Di balik pintu, ada dunia yang tak
terbatas. Namun, sebagai manusia engkau perlu memahami batas. Bukan untuk
mengurung diri, tapi untuk menghargai betapa kerasnya kamu sudah berjuang untuk
sampai pada hari ini.
Ruang
dalam semu, waktu dengan segala hal yang abu abu. Di balik pintu, ada sebuah
harapan mengalung pada embus angin yang menelirik. Mengalun lemah, seirama
detak jantung yang terasa kala kau rebah di bahuku. Sebuah harapan menetes
bagai embun pagi, jatuh seirama hujan di sore hari, selembut air matamu yang
basah di lenganku malam ini. Penuh gelisah, aku mati kata. Kala kusaksikan
sendiri engkau jatuh tak berdaya. Diam, berselubung resah. Aku sangsi untuk
menanyakan bagaimana rasamu saat ini.
Satu
per satu. Aku menunggu isakmu henti, aku menunggu air matamu surut dan sembab
itu pergi. Meski akan kuhabiskan malam ini dengan derita, sebab menahan tanya. mengapa, siapa?. Tapi, aku sudah
telanjur di sini.
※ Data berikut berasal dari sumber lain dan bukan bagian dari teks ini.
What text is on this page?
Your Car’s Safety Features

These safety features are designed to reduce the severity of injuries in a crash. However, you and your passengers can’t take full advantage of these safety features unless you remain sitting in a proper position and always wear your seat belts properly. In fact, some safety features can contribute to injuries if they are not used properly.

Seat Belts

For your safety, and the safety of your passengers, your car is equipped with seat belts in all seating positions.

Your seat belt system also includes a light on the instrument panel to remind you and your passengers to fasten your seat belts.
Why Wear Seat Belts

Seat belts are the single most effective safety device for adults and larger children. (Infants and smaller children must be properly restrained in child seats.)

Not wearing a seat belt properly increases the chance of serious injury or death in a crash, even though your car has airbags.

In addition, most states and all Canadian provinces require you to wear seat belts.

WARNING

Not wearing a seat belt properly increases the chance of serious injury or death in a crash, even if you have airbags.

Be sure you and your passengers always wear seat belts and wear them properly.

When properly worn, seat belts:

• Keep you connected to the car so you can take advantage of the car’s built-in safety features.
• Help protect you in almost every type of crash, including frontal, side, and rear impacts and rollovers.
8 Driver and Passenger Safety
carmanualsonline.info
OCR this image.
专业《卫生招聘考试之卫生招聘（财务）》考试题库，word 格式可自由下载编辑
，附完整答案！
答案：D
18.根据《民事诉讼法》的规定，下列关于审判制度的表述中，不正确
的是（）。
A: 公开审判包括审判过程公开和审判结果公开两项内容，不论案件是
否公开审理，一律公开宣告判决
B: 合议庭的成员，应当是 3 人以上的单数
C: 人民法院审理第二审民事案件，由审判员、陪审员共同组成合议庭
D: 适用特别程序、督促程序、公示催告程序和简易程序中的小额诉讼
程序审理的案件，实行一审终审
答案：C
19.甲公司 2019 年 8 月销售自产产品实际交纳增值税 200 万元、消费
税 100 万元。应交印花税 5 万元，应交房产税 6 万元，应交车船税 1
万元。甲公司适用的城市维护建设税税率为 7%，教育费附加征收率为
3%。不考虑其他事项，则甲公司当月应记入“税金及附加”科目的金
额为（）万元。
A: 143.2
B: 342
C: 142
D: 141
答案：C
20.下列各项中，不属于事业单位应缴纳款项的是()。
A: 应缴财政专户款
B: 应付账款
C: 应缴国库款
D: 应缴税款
Maka kan kusediakan malam untukmu saja hari ini.
Satu
per satu. Bersama kedua lenganku yang masih erat membalut tubuhmu, kupandangi
kelip pada beberapa bintang di langit. Bersama kesepian dan kekosongan yang
tiba-tiba saja mengambilmu dariku, terlukis haru oleh kunang yang temaram di
sela-sela batu.
Mana
malam yang kita nantikan, mana rembulan yang harusnya jadi saksi atas
perjalanan. Samar-samar aku hanyut dalam kenang, pikirku berkecamuk tenang. Dada
bergemuruh, darah mendidih keruh. Mungkinkah
ini sebabku?. Rumpun-rumpun ilalang berhenti dan tertegun, melihatku yang
memerah di kala kamu masih lelap dalam lamun.
Seperti
bunyi-bunyi an malam yang berisik, kurisak diriku sendiri pada detik pun detik
setelahnya. Jiwaku berlari keluar batas, menyamar pada keluasan malam. Sedang,
tubuhku capai, terpaku di seberang gulita yang mencumbu samudera.
Mengetahui
diriku terbagi, kueratkan dekapku dengan mengusap punggungmu. Ku telusuri
hangat yang merayu sunyi, ku susuri harum
yang menjelma rimbun. Mungkin, malam ikut tersipu mendengar denyutku yang tak
tau malu. Tak xuma itu, ia membawa ranum pada pipiku yang beku beberapa waktu.
Satu
per satu. Semuanya mengembalikanku utuh, pada sadar yang memang tak seharusnya
luruh. Seperti kepalaku yang sempit, dan perlahan menyusutkan kita. Pun egoku yang
pelik, bisa membuat dunia kita sama sama terbalik.
Satu
per satu. Semua puisiku akan tinggal seraya malam yang sebentar lagi hilang. Bersama
hidup yang memang sudah seharusnya berlanjut, akan kucatat lagi hari-hari
ketika engkau mencuri senja dari langitku. Akan kubingkai kembali, daun-daun
yang gugur saat semestamu runtuh. Serta berbagai hal yang tertanam semoga lekas
tumbuh.
Kamu,
lekaslah membaik. Bumi sudah tak tahan dengan terik, ia menantikanmu merapal
lirik-lirik dengan senyum yang membuat rembulan tak laik. Orang-orang kesepian,
sebab kamu yang biasa menanyakan kabar tiba-tiba lenyap tanpa keterangan. Mungkin
tidak pada semua orang, tapi padaku itu sungguhan.
Malam
ini, air mata banyak bercerita tentangmu yang tak tenggelam di tengah badai. Tentangmu
yang masih berdiri, kala air menghanyutkan mimpi. Engkau yang tak kehilangan
api, meski tungku membeku dan bara kehilangan nyawanya satu demi satu. Sungguh
terima kasih untuk itu.
Malam
ini, sunyi juga bercerita banyak tentangku yang melawan diri sendiri. Tentangku
yang tak pernah lepas dari cemas dan memilih untuk tidak bebas. Aku yang
kehilangan waktu dan berputar-putar di senggal napas itu. Aku yang tak menuju
muara, tapi mengendap di persimpangan air rawa. Aku yang memasrahkan diri pada
semesta, sembari menguatkan kaki untuk berdiri dan membahagiakan diri sendiri.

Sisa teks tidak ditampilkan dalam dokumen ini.